On a non-webOS-related note, there are some other tips to keep in mind while travelling. Don't think of this as an extensive list, but they are things you may want to keep in mind. If you want to find a more comprehensive list, check out this website that I recently found.

  • Don't drink caffeinated drinks before or during your travels - you want to be comfortable, not antsy.
  • Wear layers if you are unsure what the weather will be like any particular day. It's easier to shed layers than go through your bags and put some on. This is especially true on Trains, Planes and busses, where your bags may be packed away in an inaccessible location.
  • For your snacks, stay away from candy bars and chips. Rather go with foods with peanuts (they make you feel more full and don't give you much energy), maybe grab some beef jerky for the flavor (and cause it takes a long time to eat), and drink fruit juices (I like V8 Splash - mixes fruits and veggies) or water to stay hydrated. This will keep you happy, healthy and comfortable.
  • Whenever you get a chance to, get up and stretch or walk around. Unless you're sleeping, don't stay in just one spot (sitting) for a very long time. Otherwise you'll be pretty sore once the trip is over.

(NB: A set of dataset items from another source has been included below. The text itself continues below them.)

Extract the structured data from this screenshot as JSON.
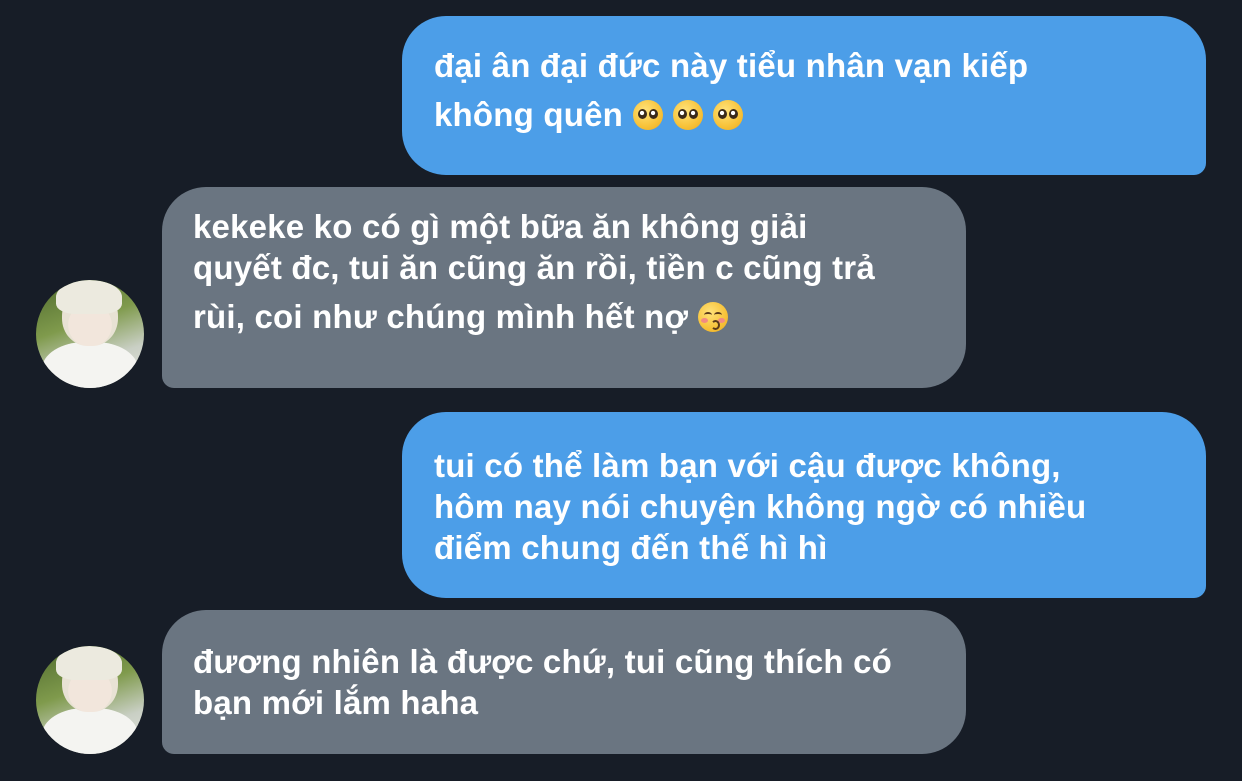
{
  "messages": [
    {
      "side": "sent",
      "lines": [
        "đại ân đại đức này tiểu nhân vạn kiếp",
        "không quên"
      ],
      "emoji": [
        "pleading-face-icon",
        "pleading-face-icon",
        "pleading-face-icon"
      ]
    },
    {
      "side": "received",
      "lines": [
        "kekeke ko có gì một bữa ăn không giải",
        "quyết đc, tui ăn cũng ăn rồi, tiền c cũng trả",
        "rùi, coi như chúng mình hết nợ"
      ],
      "emoji": [
        "kissing-closed-eyes-face-icon"
      ]
    },
    {
      "side": "sent",
      "lines": [
        "tui có thể làm bạn với cậu được không,",
        "hôm nay nói chuyện không ngờ có nhiều",
        "điểm chung đến thế hì hì"
      ]
    },
    {
      "side": "received",
      "lines": [
        "đương nhiên là được chứ, tui cũng thích có",
        "bạn mới lắm haha"
      ]
    }
  ],
  "colors": {
    "background": "#171d27",
    "sent_bubble": "#4c9ee8",
    "received_bubble": "#6a7581",
    "text": "#ffffff"
  }
}
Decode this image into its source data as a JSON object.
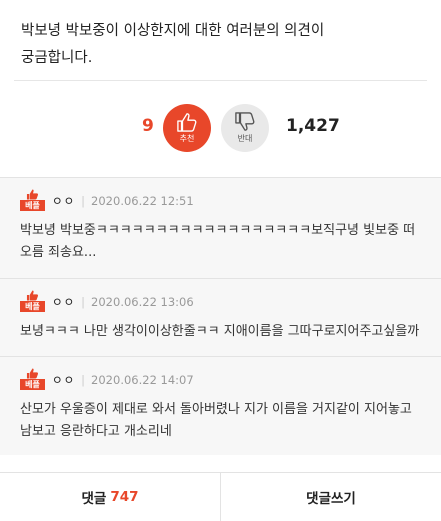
{
  "question": {
    "line1": "박보녕 박보중이 이상한지에 대한 여러분의 의견이",
    "line2": "궁금합니다."
  },
  "vote": {
    "up_count": "9",
    "up_label": "추천",
    "down_label": "반대",
    "down_count": "1,427"
  },
  "comments": [
    {
      "badge": "베플",
      "author": "ㅇㅇ",
      "date": "2020.06.22 12:51",
      "text": "박보녕 박보중ㅋㅋㅋㅋㅋㅋㅋㅋㅋㅋㅋㅋㅋㅋㅋㅋㅋㅋ보직구녕 빛보중 떠오름 죄송요..."
    },
    {
      "badge": "베플",
      "author": "ㅇㅇ",
      "date": "2020.06.22 13:06",
      "text": "보녕ㅋㅋㅋ 나만 생각이이상한줄ㅋㅋ 지애이름을 그따구로지어주고싶을까"
    },
    {
      "badge": "베플",
      "author": "ㅇㅇ",
      "date": "2020.06.22 14:07",
      "text": "산모가 우울증이 제대로 와서 돌아버렸나 지가 이름을 거지같이 지어놓고 남보고 응란하다고 개소리네"
    }
  ],
  "bottom": {
    "comments_label": "댓글",
    "comments_count": "747",
    "write_label": "댓글쓰기"
  },
  "colors": {
    "accent": "#e8472a",
    "down_bg": "#e9e9e9"
  }
}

  • If you would rather not be taken advantage of by thieving locals, try not to look like a tourist. Put the fanny-pack away and wear clothes similar to those around you. Don't just ask any stranger for directions; talk to police or other municipal officials. The less you stick out in this way, the better. 

What other tips would you have for people who are looking at traveling this season? Did I miss any important tips that someone should know about before leaving on a big trip?